Dec 02, 2010 21:01
I'm on the thresh-hold to some drastic changes and I'm not sure where to turn. What upsets me is how little choice I seem to have in these matters, and instead have to be reactive to what's coming down the line. I'd thought I was building a stronger style of life, with some consideration of sustainability and control. Unfortunately the other foot always drops. I made a series of decisions and compromises to ensure job security, and now it's proving to all be a waste of time.
The last 3-6 weeks of work have gone poorly. I have been pulling espresso drinks and brewing teas, along with other duties, four days a week since the spring. Lately it has been a series of slow weekdays, and I'd been preemptively called by a co-worker to tell me I could come in late as there was nothing much going on. This was not cleared with boss. I made a bit of a habit of it, with no immediate repercussions. I checked in with my fellow floor staff, asking if it was a problem with anyone, and no one complained. I should have checked with the boss.
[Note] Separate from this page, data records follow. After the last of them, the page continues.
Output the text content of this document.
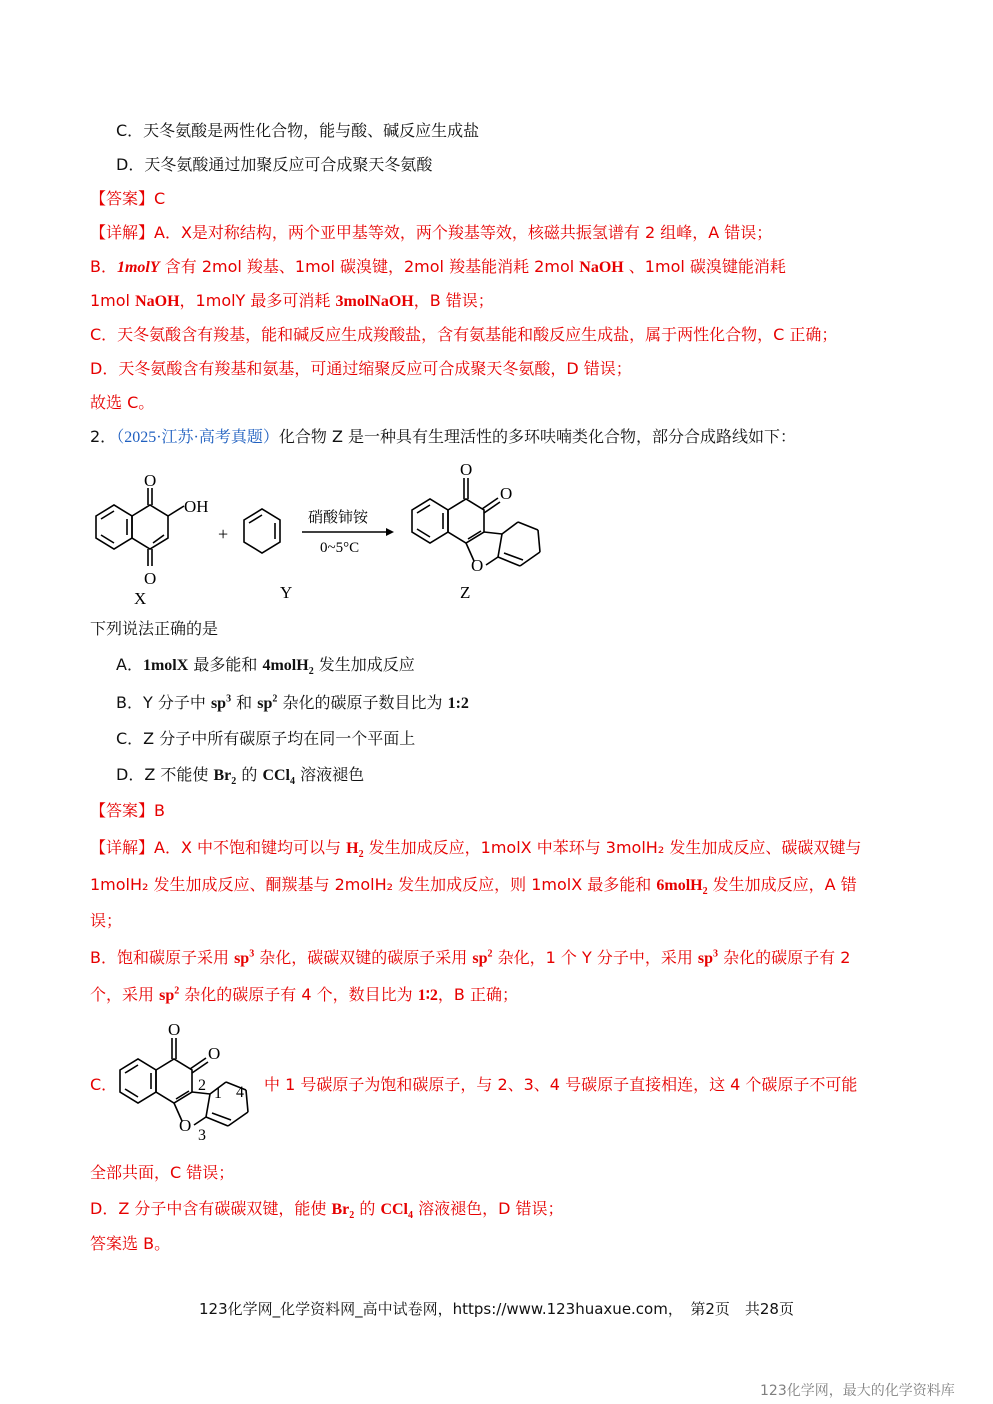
C．天冬氨酸是两性化合物，能与酸、碱反应生成盐
D．天冬氨酸通过加聚反应可合成聚天冬氨酸
【答案】C
【详解】A．X是对称结构，两个亚甲基等效，两个羧基等效，核磁共振氢谱有 2 组峰，A 错误；
B．1molY 含有 2mol 羧基、1mol 碳溴键，2mol 羧基能消耗 2mol NaOH 、1mol 碳溴键能消耗
1mol NaOH，1molY 最多可消耗 3molNaOH，B 错误；
C．天冬氨酸含有羧基，能和碱反应生成羧酸盐，含有氨基能和酸反应生成盐，属于两性化合物，C 正确；
D．天冬氨酸含有羧基和氨基，可通过缩聚反应可合成聚天冬氨酸，D 错误；
故选 C。
2．（2025·江苏·高考真题）化合物 Z 是一种具有生理活性的多环呋喃类化合物，部分合成路线如下：
O
O
OH
O
O
O
+
硝酸铈铵
0~5°C
X	Y	Z
下列说法正确的是
A．1molX 最多能和 4molH$_2$ 发生加成反应
B．Y 分子中 $sp^3$ 和 $sp^2$ 杂化的碳原子数目比为 1:2
C．Z 分子中所有碳原子均在同一个平面上
D．Z 不能使 $Br_2$ 的 CCl$_4$ 溶液褪色
【答案】B
【详解】A．X 中不饱和键均可以与 $H_2$ 发生加成反应，1molX 中苯环与 3molH₂ 发生加成反应、碳碳双键与
1molH₂ 发生加成反应、酮羰基与 2molH₂ 发生加成反应，则 1molX 最多能和 6molH$_2$ 发生加成反应，A 错
误；
B．饱和碳原子采用 $sp^3$ 杂化，碳碳双键的碳原子采用 $sp^2$ 杂化，1 个 Y 分子中，采用 $sp^3$ 杂化的碳原子有 2
个，采用 $sp^2$ 杂化的碳原子有 4 个，数目比为 1∶2，B 正确；
C．
O
O
O
1
2
3
4 中 1 号碳原子为饱和碳原子，与 2、3、4 号碳原子直接相连，这 4 个碳原子不可能
全部共面，C 错误；
D．Z 分子中含有碳碳双键，能使 $Br_2$ 的 CCl$_4$ 溶液褪色，D 错误；
答案选 B。
123化学网_化学资料网_高中试卷网，https://www.123huaxue.com，　第2页　共28页
123化学网，最大的化学资料库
I worked a six day work week, which was unusual. The following weekend my sciatica was triggered, leaving me in severe pain and with cause me great difficulty walking. I had to miss three days of work. I made an appointment with my primary care provider, and was given pain-managing prescriptions and a physical therapy referral. I returned to work the following week, wanting to get back as soon as possible. Too soon. The second day of three I was ten minutes late one morning due waking up with stiff and painful legs. I called in to notify them I was coming but I'd be late. Boss saw me as I rode to work while he was meeting with his contractors in front of where his new cafe is being built, at the foot of my street. I waved. When he arrived at work a short time later, he verbally reprimanded me for my tardiness, suggesting I should be trying harder to fulfill the bare minimum of what was required of me in light of all the accommodations that had been made for me the week before. I did not share the cause of my lateness. I said it wouldn't happen again.
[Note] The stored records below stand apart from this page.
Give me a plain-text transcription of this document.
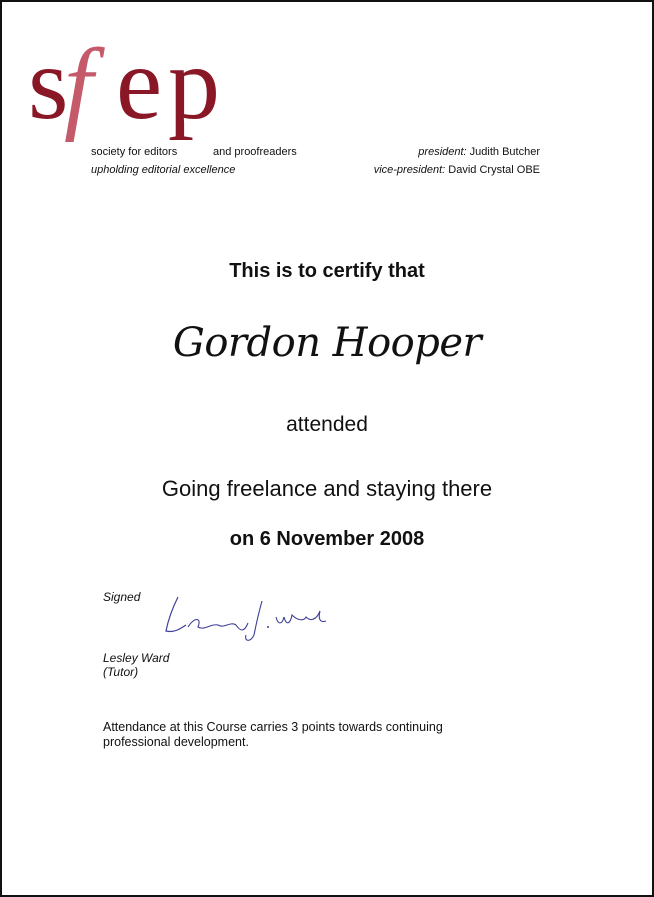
s
f e p
society for editors	and proofreaders
upholding editorial excellence
president: Judith Butcher
vice-president: David Crystal OBE
This is to certify that
Gordon Hooper
attended
Going freelance and staying there
on 6 November 2008
Signed
Lesley Ward
(Tutor)
Attendance at this Course carries 3 points towards continuing professional development.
The following day, after my twenty minute break, I was asked to come in and talk with boss in his office. I was informed my shifts would be cut and I was being reassigned to weekend host duties. From 30 hours a week to ten. It wasn't personal, he said, but he wanted to do what was best for his business. He would give the shifts to the current weekend host. He talked about accountability and such. I said I'd rather resign then suffer the indignity. I was told that the intent of these disciplinary actions were not to push me out but rather to re-assign me to a less important capacity. My pay has been drastically cut. I said I needed time to think about what I would do. He gave me an extra five minutes to go outside and collect myself. I smoked a cigarette and stared daggers at the sky.
I was going to resign. I had made a descision after consulting with my roommates and my partner. I'd go about it the right way and try and salvage a good reccomendation from the employer I'd spent almost two years with.
In the end I compromised. I said I'd give this new order a shot. I hate myself for it.